I was diagnosed with acute lymphoblastic leukaemia in the morning and by 7pm that evening I was an inpatient in the Teenage Cancer Trust unit at Sheffield's Hallam Hospital.
I had around 5 months' inpatient treatment and lost my hair twice. Being in hospital away from all your family and friends when you're battling cancer is really hard but I made sure I was positive about getting through my treatment. The staff were incredible, they were always there for me and gave up their time to go above and beyond to support me. The unit really tried to help make my life as normal as possible, it felt as far away from being in hospital as could be but at the same time I was in a specialist unit treating being treated for leukaemia.
My Teenage Cancer Trust Youth Support Coordinator really helped me forget about being in hospital too. As a team they arranged trips out of the unit and treated me like a normal teenager, the support they gave me was invaluable to maintaining my livelihood. One of my favourite memories was going to see Arsenal play, something I would never imagine doing whilst being in hospital!

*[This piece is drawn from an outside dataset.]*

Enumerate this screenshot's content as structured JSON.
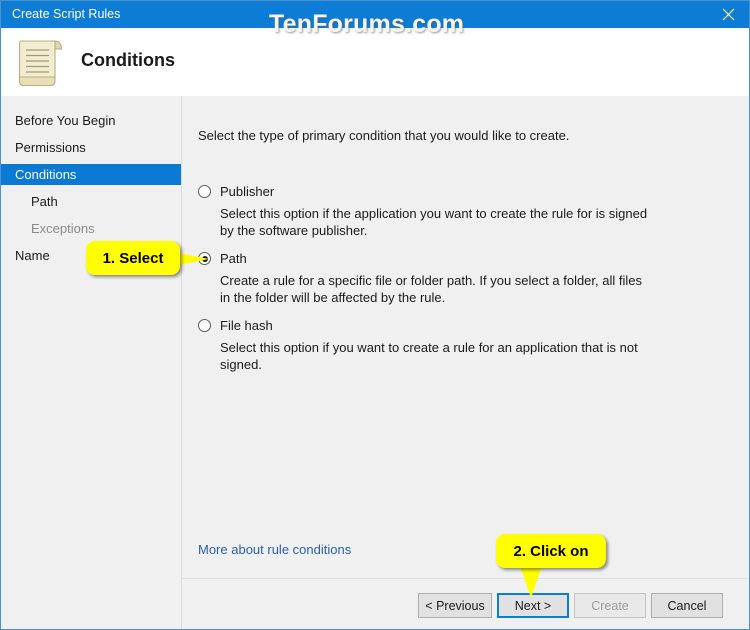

Earlier this year, after 6 years of treatment, my follow up check-ups finally came to end. I have decided that, now I am strong enough, I want to give something back to say thank you to Teenage Cancer Trust for saving my life. Next month I will mark the end of my treatment by taking on the Virgin Money London Marathon in aid of the charity. I've always wanted to take on challenge of running the Marathon but to do it in the same year I finished treatment feels like an even more important undertaking.
I now work as an Estate Agent in Kensington and Chelsea having completed my degree in Real Estate. I am training hard for the Marathon and am currently up to 19 miles with just four weeks to go until the big day!"